ADORANDO ADONIRAN (5) – CEM ANOS DE ADONIRAN BARBOSA
Em TOCAR NA BANDA (gravado depois de Adoniram e dos “Demônios da Garoa” por Martinho da Vila e sua maestria de sempre) Adoniran foge um pouco da dramaticidade e da ortodoxia de outras obras.
Em TOCAR NA BANDA, Adoniran parece aconselhar: “pernas pro ar que ninguém é de ferro”. Isto porque uma sutil ironia abre janelas de irresponsabilidade e faz a apologia do bom vivant.

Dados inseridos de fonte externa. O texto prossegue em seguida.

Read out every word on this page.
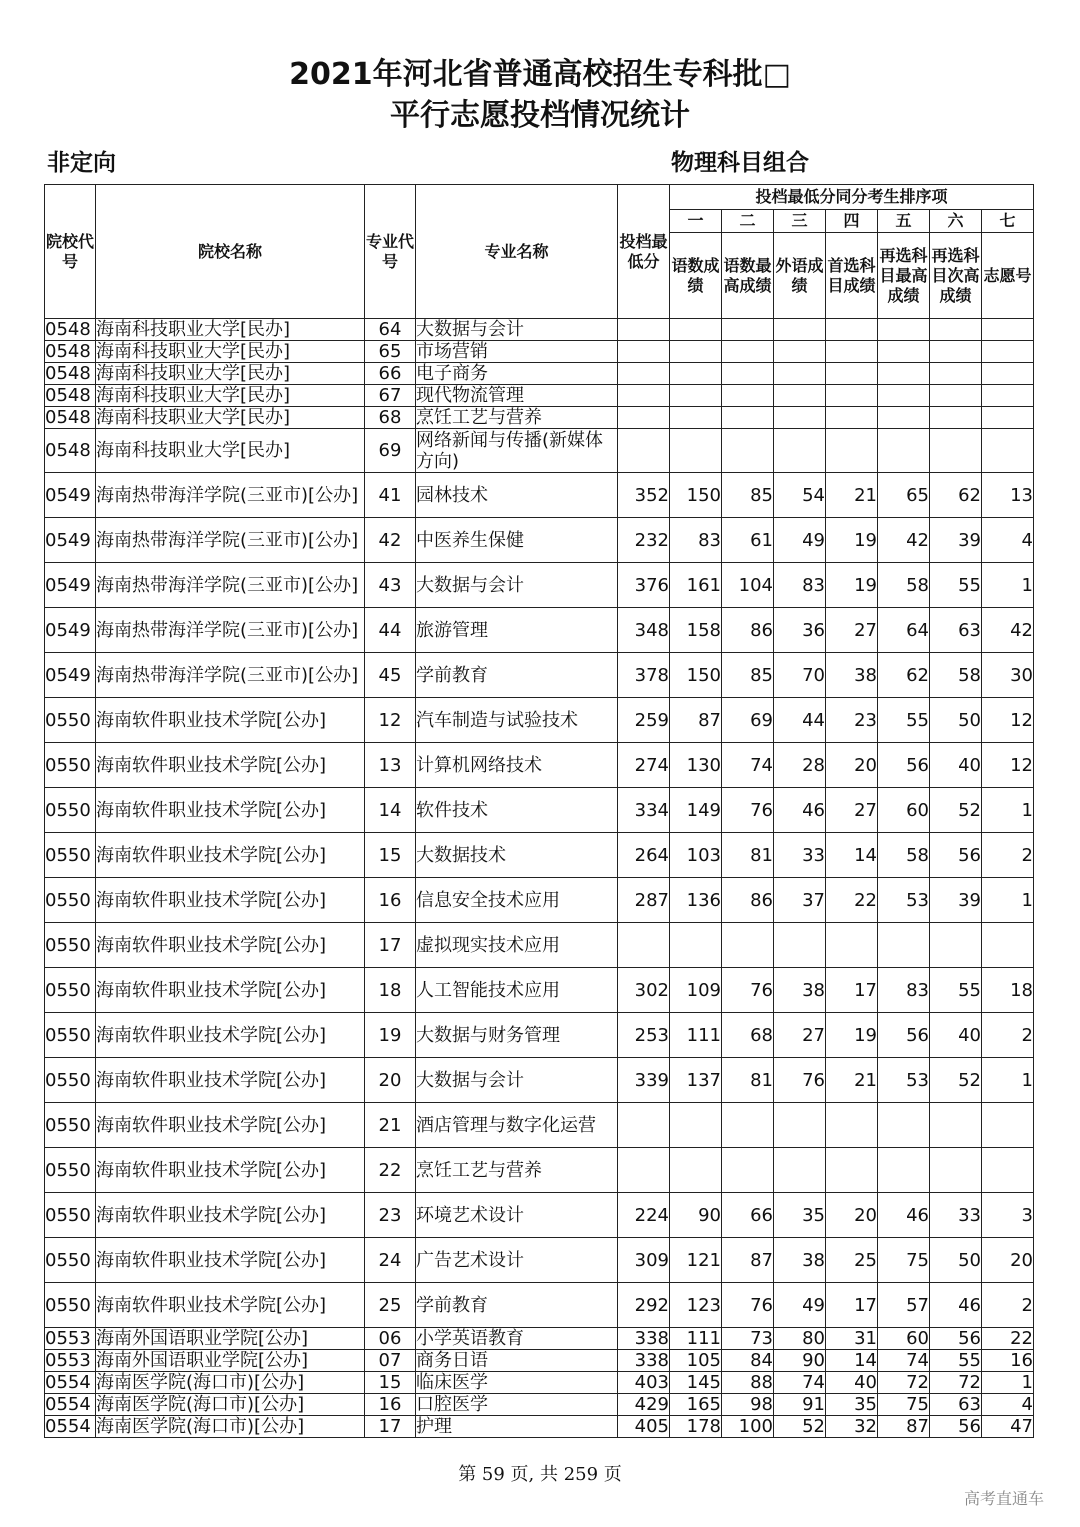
2021年河北省普通高校招生专科批□
平行志愿投档情况统计
非定向	物理科目组合
院校代号	院校名称	专业代号	专业名称	投档最低分	投档最低分同分考生排序项						
					一	二	三	四	五	六	七
					语数成绩	语数最高成绩	外语成绩	首选科目成绩	再选科目最高成绩	再选科目次高成绩	志愿号
0548	海南科技职业大学[民办]	64	大数据与会计								
0548	海南科技职业大学[民办]	65	市场营销								
0548	海南科技职业大学[民办]	66	电子商务								
0548	海南科技职业大学[民办]	67	现代物流管理								
0548	海南科技职业大学[民办]	68	烹饪工艺与营养								
0548	海南科技职业大学[民办]	69	网络新闻与传播(新媒体方向)								
0549	海南热带海洋学院(三亚市)[公办]	41	园林技术	352	150	85	54	21	65	62	13
0549	海南热带海洋学院(三亚市)[公办]	42	中医养生保健	232	83	61	49	19	42	39	4
0549	海南热带海洋学院(三亚市)[公办]	43	大数据与会计	376	161	104	83	19	58	55	1
0549	海南热带海洋学院(三亚市)[公办]	44	旅游管理	348	158	86	36	27	64	63	42
0549	海南热带海洋学院(三亚市)[公办]	45	学前教育	378	150	85	70	38	62	58	30
0550	海南软件职业技术学院[公办]	12	汽车制造与试验技术	259	87	69	44	23	55	50	12
0550	海南软件职业技术学院[公办]	13	计算机网络技术	274	130	74	28	20	56	40	12
0550	海南软件职业技术学院[公办]	14	软件技术	334	149	76	46	27	60	52	1
0550	海南软件职业技术学院[公办]	15	大数据技术	264	103	81	33	14	58	56	2
0550	海南软件职业技术学院[公办]	16	信息安全技术应用	287	136	86	37	22	53	39	1
0550	海南软件职业技术学院[公办]	17	虚拟现实技术应用								
0550	海南软件职业技术学院[公办]	18	人工智能技术应用	302	109	76	38	17	83	55	18
0550	海南软件职业技术学院[公办]	19	大数据与财务管理	253	111	68	27	19	56	40	2
0550	海南软件职业技术学院[公办]	20	大数据与会计	339	137	81	76	21	53	52	1
0550	海南软件职业技术学院[公办]	21	酒店管理与数字化运营								
0550	海南软件职业技术学院[公办]	22	烹饪工艺与营养								
0550	海南软件职业技术学院[公办]	23	环境艺术设计	224	90	66	35	20	46	33	3
0550	海南软件职业技术学院[公办]	24	广告艺术设计	309	121	87	38	25	75	50	20
0550	海南软件职业技术学院[公办]	25	学前教育	292	123	76	49	17	57	46	2
0553	海南外国语职业学院[公办]	06	小学英语教育	338	111	73	80	31	60	56	22
0553	海南外国语职业学院[公办]	07	商务日语	338	105	84	90	14	74	55	16
0554	海南医学院(海口市)[公办]	15	临床医学	403	145	88	74	40	72	72	1
0554	海南医学院(海口市)[公办]	16	口腔医学	429	165	98	91	35	75	63	4
0554	海南医学院(海口市)[公办]	17	护理	405	178	100	52	32	87	56	47
第 59 页, 共 259 页
高考直通车
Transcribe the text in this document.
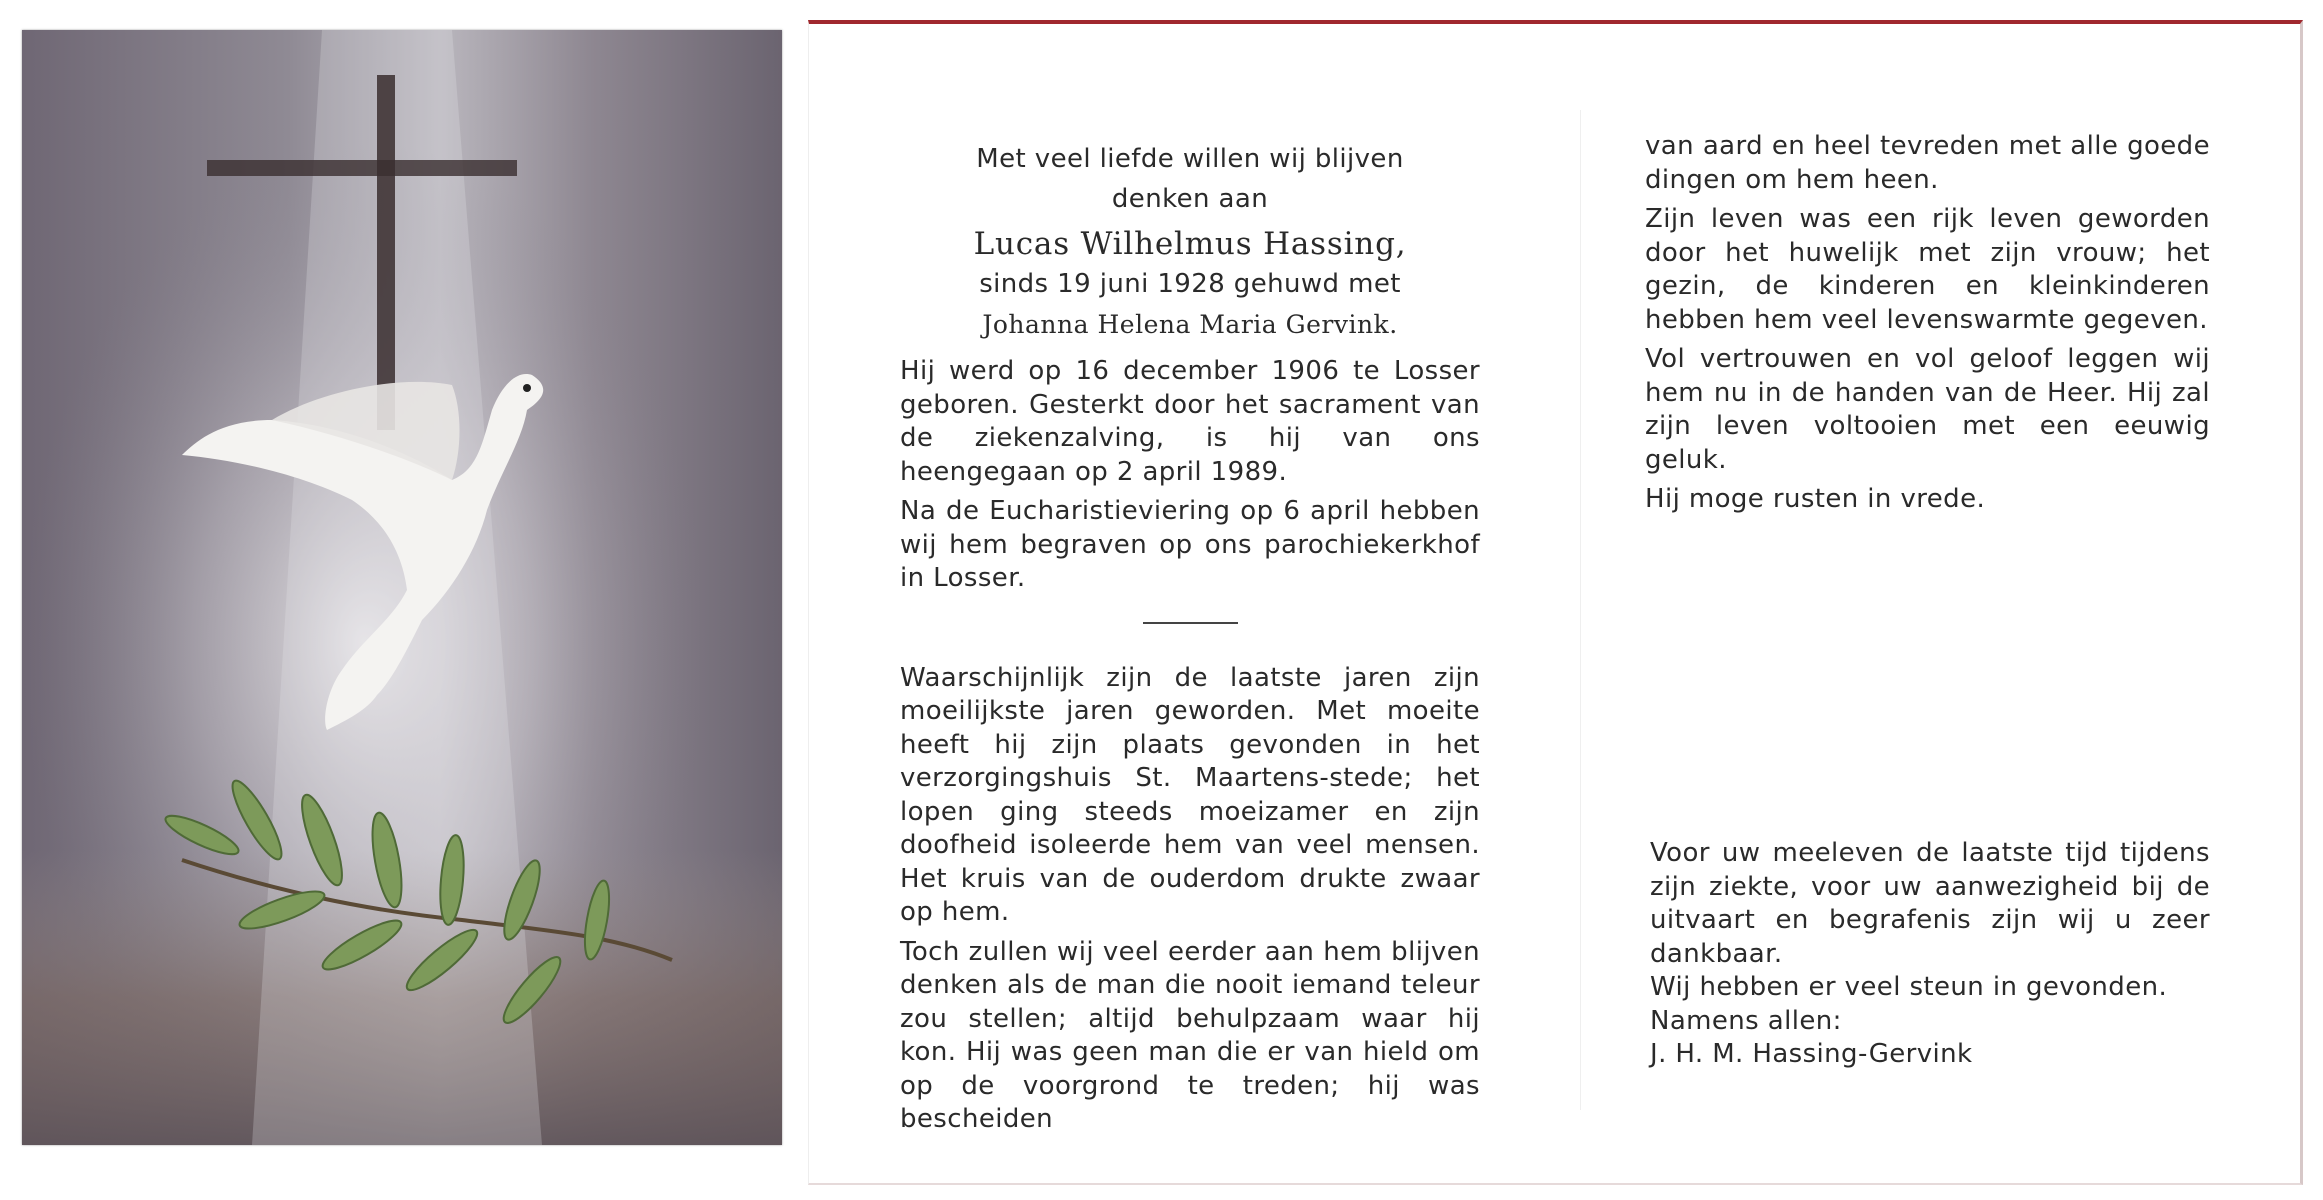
Met veel liefde willen wij blijven

denken aan

Lucas Wilhelmus Hassing,

sinds 19 juni 1928 gehuwd met

Johanna Helena Maria Gervink.

Hij werd op 16 december 1906 te Losser geboren. Gesterkt door het sacrament van de ziekenzalving, is hij van ons heengegaan op 2 april 1989.

Na de Eucharistieviering op 6 april hebben wij hem begraven op ons parochiekerkhof in Losser.

Waarschijnlijk zijn de laatste jaren zijn moeilijkste jaren geworden. Met moeite heeft hij zijn plaats gevonden in het verzorgingshuis St. Maartens-stede; het lopen ging steeds moeizamer en zijn doofheid isoleerde hem van veel mensen. Het kruis van de ouderdom drukte zwaar op hem.

Toch zullen wij veel eerder aan hem blijven denken als de man die nooit iemand teleur zou stellen; altijd behulpzaam waar hij kon. Hij was geen man die er van hield om op de voorgrond te treden; hij was bescheiden

van aard en heel tevreden met alle goede dingen om hem heen.

Zijn leven was een rijk leven geworden door het huwelijk met zijn vrouw; het gezin, de kinderen en kleinkinderen hebben hem veel levenswarmte gegeven.

Vol vertrouwen en vol geloof leggen wij hem nu in de handen van de Heer. Hij zal zijn leven voltooien met een eeuwig geluk.

Hij moge rusten in vrede.

Voor uw meeleven de laatste tijd tijdens zijn ziekte, voor uw aanwezigheid bij de uitvaart en begrafenis zijn wij u zeer dankbaar.

Wij hebben er veel steun in gevonden.

Namens allen:

J. H. M. Hassing-Gervink
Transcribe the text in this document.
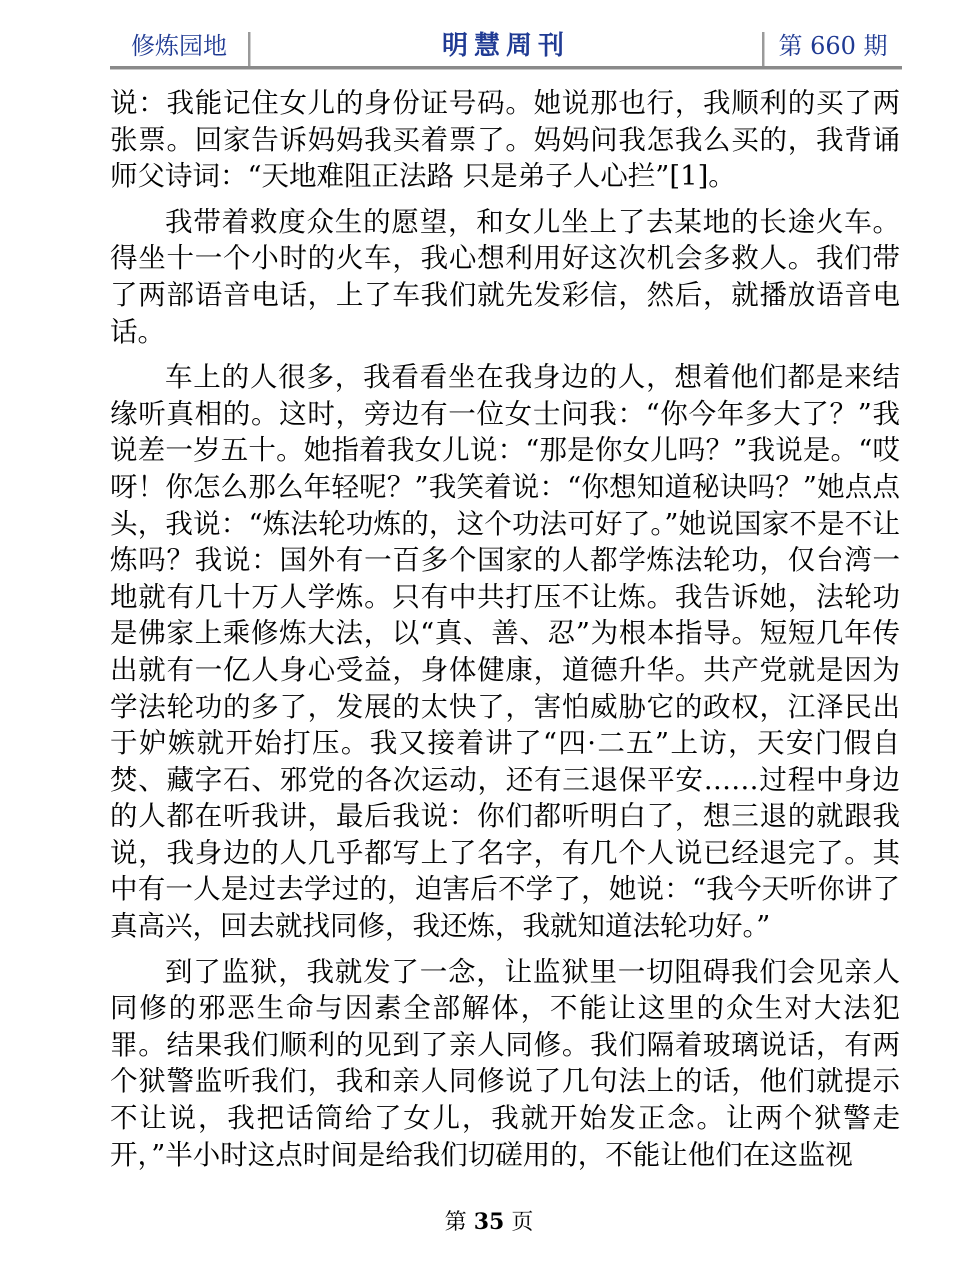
修炼园地	明慧周刊	第 660 期

说：我能记住女儿的身份证号码。她说那也行，我顺利的买了两张票。回家告诉妈妈我买着票了。妈妈问我怎我么买的，我背诵师父诗词：“天地难阻正法路 只是弟子人心拦”[1]。

我带着救度众生的愿望，和女儿坐上了去某地的长途火车。得坐十一个小时的火车，我心想利用好这次机会多救人。我们带了两部语音电话，上了车我们就先发彩信，然后，就播放语音电话。

车上的人很多，我看看坐在我身边的人，想着他们都是来结缘听真相的。这时，旁边有一位女士问我：“你今年多大了？”我说差一岁五十。她指着我女儿说：“那是你女儿吗？”我说是。“哎呀！你怎么那么年轻呢？”我笑着说：“你想知道秘诀吗？”她点点头，我说：“炼法轮功炼的，这个功法可好了。”她说国家不是不让炼吗？我说：国外有一百多个国家的人都学炼法轮功，仅台湾一地就有几十万人学炼。只有中共打压不让炼。我告诉她，法轮功是佛家上乘修炼大法，以“真、善、忍”为根本指导。短短几年传出就有一亿人身心受益，身体健康，道德升华。共产党就是因为学法轮功的多了，发展的太快了，害怕威胁它的政权，江泽民出于妒嫉就开始打压。我又接着讲了“四·二五”上访，天安门假自焚、藏字石、邪党的各次运动，还有三退保平安……过程中身边的人都在听我讲，最后我说：你们都听明白了，想三退的就跟我说，我身边的人几乎都写上了名字，有几个人说已经退完了。其中有一人是过去学过的，迫害后不学了，她说：“我今天听你讲了真高兴，回去就找同修，我还炼，我就知道法轮功好。”

到了监狱，我就发了一念，让监狱里一切阻碍我们会见亲人同修的邪恶生命与因素全部解体，不能让这里的众生对大法犯罪。结果我们顺利的见到了亲人同修。我们隔着玻璃说话，有两个狱警监听我们，我和亲人同修说了几句法上的话，他们就提示不让说，我把话筒给了女儿，我就开始发正念。让两个狱警走开，”半小时这点时间是给我们切磋用的，不能让他们在这监视

第 35 页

São janelas de um grande salão que costuma abrigar a penumbra, a solaridade e, a um só tempo, a escuridão (!) que marcava a vida do homem adoniraniano tradicional e mais conhecido pelo grande público: responsável, pacífico, trabalhador-herói, às vezes conformado/;resignado diante da força bruta, apaixonado e otimista do tipo “só dói quando eu rio” , daquele indivíduo que diz esta frase com o pescoço atravessado por uma faca.
Tocar na banda
Pra ganhar o quê
Duas mariolas
E um cigarro iolanda
Este refrão tornou-se mais importante que o restante da letra TOCAR NA BANDA. Transformou-se num HIT como falamos hoje. A ponto de, na época em que ‘estourou’ nos rádios, ter se tornado uma expressão corriqueira, em praças, bares e ruas, para traduzir alguma coisa, alguma tarefa, que não merecia tanto esforço diante da ínfima remuneração, do parco dinheiro, que se ganharia para desempenhá-la, para cumprí-la. Qualquer coisa equivalente a “muita lida pra tão pouca vida” – outro dito popular consagrado.
Porém, o refrão não se satisfez em transitar apenas nos espaços e mentes populares. Ele se deixou apropriar pelos salões das universidades e da crítica musical. E virou hino e estandarte das ironias e dos comentários ácidos e demolidores contra artistas (muitos de renome) que negociavam qualquer coisa – “fazemos qualquer negócio” – para se apresentar, aparecer ou ver suas músicas tocar no rádio e, mais tarde, na TV. ‘Crucificavam-se' artistas que se violentavam por tão pouco: apenas por “duas mariolas e um cigarro iolanda”
“Iolanda” era – e é - marca de um cigarro. Mariola é um tipo de doce muito popular, barato e fácil de fazer. É apresentado em tabletes e feito com banana ou goiabada e, tradicionalmente, embrulhado em folha de bananeira seca. Hoje, utilizam-se papel fino e mesmo plástico como embalagens.
Fora do universo da doçaria , mariola é classificação utilizada para patifes, contraventores e pessoas de caráter duvidoso.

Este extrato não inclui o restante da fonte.